Improving Emergency Department Information Flow in the Pacific Northwest

Jan. 25, 2014
To improve their information flow, hospitals in Washington state have turned to a solution called the Emergency Department Information Exchange (EDIE), a software tool for proactively notifying EDs when high-utilization or special needs patients register. The information includes those patients’ prior ED visit history, primary care provider information, and associated care plans.

One of the promises of health information exchange is better communication between hospitals and community healthcare providers about patients, including efforts to reduce emergency department utilization rates and ensure people are receiving care in the most appropriate setting.

To improve their information flow, hospitals in Washington state have turned to a solution called the Emergency Department Information Exchange (EDIE), a software tool for proactively notifying EDs when high-utilization or special needs patients register. The information includes those patients’ prior ED visit history, primary care provider information, and associated care plans.

The Washington State Health Care Authority reports that use of EDIE by hospital EDs has helped save the state a projected $31 million annually. The HCA also reports a 23 percent visit reduction in unnecessary ED visits by Medicaid patients with more than 5 visits in 12 months. Based on this early success in Washington, the Oregon Health Authority’s Office of Health IT has announced that 56 hospitals in the state have agreed to implement EDIE over the next year.

Kathleen Lipiec, social work director at 450-bed PeaceHealth Southwest Medical Center in Vancouver, Wash., described to me why her hospital started using EDIE in 2012.

The state was seeking to reduce inappropriate use of EDs by managed Medicaid patients, she said. The state was considering limiting payments, but hospitals and ED physicians asked the state for time to address the problem proactively, and the EDIE implementation began. It is used statewide, even in the smallest hospitals, Lipiec said.

“Essentially we load the data on managed Medicaid patients from the state and from our systems into EDIE. And we set parameters — for instance the fifth visit sends an alert in ED, and you can decide how you want it sent,” she explained. “We have a paper alert pop up as a fax and then inserted directly in their registration before the patient sees a doctor.” The ED physician can see the frequency of a patient’s ED visits and a summary of ED discharges for the past 12 months. It also allows any ER physician to see a patient’s care guidelines and their treatment plans.  Also, the hospital’s social workers receive e-mail alerts about those patients.

“We can refer them back to primary care for things that are appropriate to handle there, such as pain management,” Lipiec said. “We have added VA patients and Medicare patients, and those without insurance yet.”

EDIE was developed by a Salt Lake City-based company called Collective Medical Technologies (CMT). I asked Chris Klomp, who heads up strategic development for CMT, to describe how it works in further detail. He answered a few questions via e-mail. Here are some of his responses:

Where did the idea originate for this solution?

One of CMT's co-founders’ mothers is a social worker. Many years ago, she worked alongside a group of ED physicians and nurses to track a high-utilization population of patients across several hospitals in Idaho in order to improve their care. After managing patients first with pen and paper, and then a simple spreadsheet, she eventually came to her son, Adam Green, to see if he could write a computer program that could better manage the patients. EDIE was born. 

How does the EDIE gather data on patients and disseminate it? Once it is set up, does data flow to and from provider EMRs? Do providers get information on their patients in a secure e-mail?

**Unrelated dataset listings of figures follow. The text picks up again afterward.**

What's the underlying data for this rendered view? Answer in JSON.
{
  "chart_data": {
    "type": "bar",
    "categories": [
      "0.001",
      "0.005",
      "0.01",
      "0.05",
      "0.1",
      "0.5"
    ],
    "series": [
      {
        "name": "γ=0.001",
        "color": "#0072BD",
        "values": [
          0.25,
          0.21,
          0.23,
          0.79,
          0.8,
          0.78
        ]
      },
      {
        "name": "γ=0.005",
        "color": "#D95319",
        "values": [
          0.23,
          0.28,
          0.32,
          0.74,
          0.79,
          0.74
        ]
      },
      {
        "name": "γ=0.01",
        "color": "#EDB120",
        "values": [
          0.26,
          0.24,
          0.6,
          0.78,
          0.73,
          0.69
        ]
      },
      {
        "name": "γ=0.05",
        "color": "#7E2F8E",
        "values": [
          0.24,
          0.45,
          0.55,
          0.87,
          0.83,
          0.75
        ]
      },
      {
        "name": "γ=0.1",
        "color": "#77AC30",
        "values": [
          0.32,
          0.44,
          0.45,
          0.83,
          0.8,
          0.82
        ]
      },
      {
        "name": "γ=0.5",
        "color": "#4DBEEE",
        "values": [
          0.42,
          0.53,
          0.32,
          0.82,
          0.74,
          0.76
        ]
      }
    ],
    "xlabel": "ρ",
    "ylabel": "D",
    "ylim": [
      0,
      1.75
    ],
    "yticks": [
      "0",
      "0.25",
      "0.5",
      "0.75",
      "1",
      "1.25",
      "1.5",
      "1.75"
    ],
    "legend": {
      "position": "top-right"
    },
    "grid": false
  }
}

For a hospital ED, Collective Medical sets up an interface with the hospital so that whenever a patient registers at their ED, the registration message is sent directly to CMT. From there, EDIE compares the registration message with the patient data in CMT’s database to determine if a patient has relevant prior visit history. If a match is made, EDIE compares the patient against a set of trigger criteria for notification—these criteria are typically ED mobility and visit frequency based—and then sends an EDIE Notification if the patient meets any of the criteria for the hospital. 

The EDIE Notification can be sent in a variety of ways—via fax machine or network printer in the ED, secure e-mail to a specific EDIE user account set up by the hospital, automated phone call, text message prompt, or even directly to the hospital’s EMR. We only send email notifications to EDIE users that have been identified and approved by the hospital; these messages include only a link to the patient record and corresponding Notification in the EDIE web application. The user is then free to log in to his or her EDIE account to view the visit details. We can also enable a hospital to receive notifications directly in its EMR. As part of this type of integration, we can also provide a number of additional benefits such as adding an EDIE alert icon directly in the hospital’s ED tracker board.

This type of improved communication and care coordination sounds like what accountable care organizations are trying to do. Are you working with any of them?

We do work with ACOs and Coordinated Care Organizations. We view our product set as sharing an aligned objective with these organizations and as being highly complementary to the work they’re undertaking. We’re able to leverage technology to more efficiently bridge some of the communication gaps that plague the overall system; we can then provide this information to ACOs and CCOs who, in turn, can take the information and unite the patient and provider downstream in order to improve patient outcomes. We are also beginning to work with Health Home groups in Washington. EDIE provides a great platform for these types of groups in their communication with the EDs that their patients visit.